Right now I'm working on mounting a flat screen TV in the bedroom and getting it connected to the DVD player. Don't usually watch much TV when camping, but was stranded in the old camper for 2 weeks while camping in NY. Tranny had to be rebuilt -glad it was under warranty. The second week we were stuck was during hurricane Frances ...when we finally got back home we sold the old camper as it seemed to shrink a foot each day we were stuck.


----------



## NDJollyMon (Aug 22, 2003)

*WARNING!*
DO NOT OPERATE FURNACE WHILE VEHICLE IS IN MOTION OR BEING TOWED.
That is right out of the SUBURBAN furnace manual.

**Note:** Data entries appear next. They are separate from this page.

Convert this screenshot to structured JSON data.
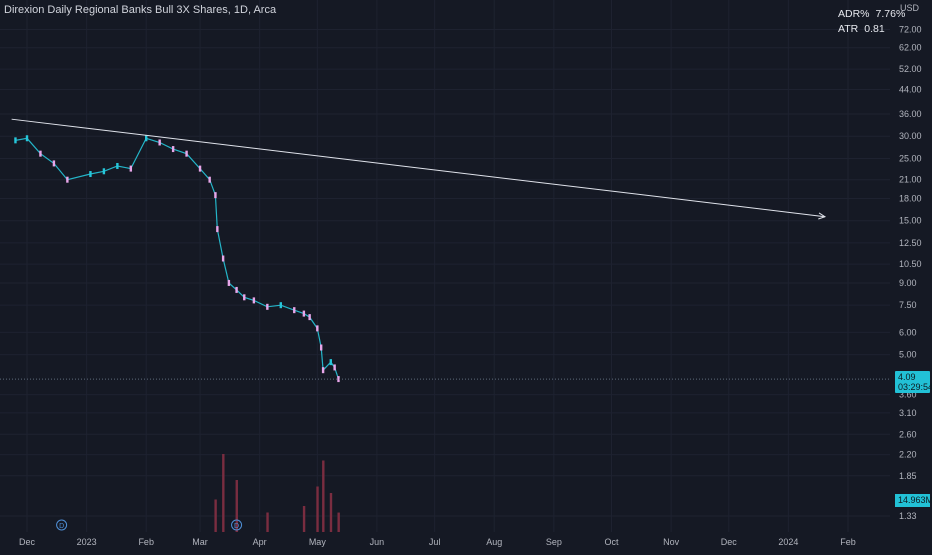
{
  "header": {
    "title": "Direxion Daily Regional Banks Bull 3X Shares, 1D, Arca"
  },
  "indicators": [
    {
      "label": "ADR%",
      "value": "7.76%"
    },
    {
      "label": "ATR",
      "value": "0.81"
    }
  ],
  "price_axis": {
    "currency": "USD",
    "ticks": [
      "72.00",
      "62.00",
      "52.00",
      "44.00",
      "36.00",
      "30.00",
      "25.00",
      "21.00",
      "18.00",
      "15.00",
      "12.50",
      "10.50",
      "9.00",
      "7.50",
      "6.00",
      "5.00",
      "3.60",
      "3.10",
      "2.60",
      "2.20",
      "1.85",
      "1.33"
    ]
  },
  "current_price": {
    "value": "4.09",
    "countdown": "03:29:54"
  },
  "current_volume": "14.963M",
  "colors": {
    "background": "#151924",
    "up_candle": "#26c6da",
    "down_candle": "#e8a6e9",
    "volume_bar": "#7a2d40",
    "trendline": "#e0e3eb",
    "price_tag": "#22c1d6"
  },
  "dividend_marker_label": "D",
  "chart_data": {
    "type": "candlestick",
    "title": "Direxion Daily Regional Banks Bull 3X Shares, 1D, Arca",
    "scale": "log",
    "ylim": [
      1.2,
      88
    ],
    "x_tick_labels": [
      "Dec",
      "2023",
      "Feb",
      "Mar",
      "Apr",
      "May",
      "Jun",
      "Jul",
      "Aug",
      "Sep",
      "Oct",
      "Nov",
      "Dec",
      "2024",
      "Feb"
    ],
    "close_series": {
      "x": [
        "2022-11-25",
        "2022-12-01",
        "2022-12-08",
        "2022-12-15",
        "2022-12-22",
        "2023-01-03",
        "2023-01-10",
        "2023-01-17",
        "2023-01-24",
        "2023-02-01",
        "2023-02-08",
        "2023-02-15",
        "2023-02-22",
        "2023-03-01",
        "2023-03-06",
        "2023-03-09",
        "2023-03-10",
        "2023-03-13",
        "2023-03-16",
        "2023-03-20",
        "2023-03-24",
        "2023-03-29",
        "2023-04-05",
        "2023-04-12",
        "2023-04-19",
        "2023-04-24",
        "2023-04-27",
        "2023-05-01",
        "2023-05-03",
        "2023-05-04",
        "2023-05-08",
        "2023-05-10",
        "2023-05-12"
      ],
      "y": [
        29.0,
        29.5,
        26.0,
        24.0,
        21.0,
        22.0,
        22.5,
        23.5,
        23.0,
        29.5,
        28.5,
        27.0,
        26.0,
        23.0,
        21.0,
        18.5,
        14.0,
        11.0,
        9.0,
        8.5,
        8.0,
        7.8,
        7.4,
        7.5,
        7.2,
        7.0,
        6.8,
        6.2,
        5.3,
        4.4,
        4.7,
        4.5,
        4.09
      ]
    },
    "volume_series": {
      "x": [
        "2023-03-09",
        "2023-03-13",
        "2023-03-20",
        "2023-04-05",
        "2023-04-24",
        "2023-05-01",
        "2023-05-04",
        "2023-05-08",
        "2023-05-12"
      ],
      "values_millions": [
        25,
        60,
        40,
        15,
        20,
        35,
        55,
        30,
        14.963
      ]
    },
    "trendline": {
      "start": {
        "x": "2022-11-23",
        "y": 34.5
      },
      "end": {
        "x": "2024-01-20",
        "y": 15.5
      }
    }
  }
}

I think your best bet would be to run it awhile during freezing temps. (even if you have to pull over and warm it up every so often) Daytime temps down there must be above freezing yet, aren't they? Your commute doesn't sound like it's that far.

The fridge is ok to operate, it just notes to shut it down before refueling your vehicle.

I can't find anything about operating the water heater while in motion.


----------



## iceberg (Oct 6, 2004)

I guess that answers it... no heat while towing... fortunately, the forcast is looking more promising... only one night with a low of 26 and the rest of the nights hover around 32 so freezing should not pose a problem as long as I keep the furnace on.

Daytime temps should not pose an issue as they will be in the upper 40's. It is not a far commute, but I will be leaving after work and be towing at night. They were previously predecting a low of 23 the night I was going to be towing, but that has now been changed to 33.

Thanks for the help.


----------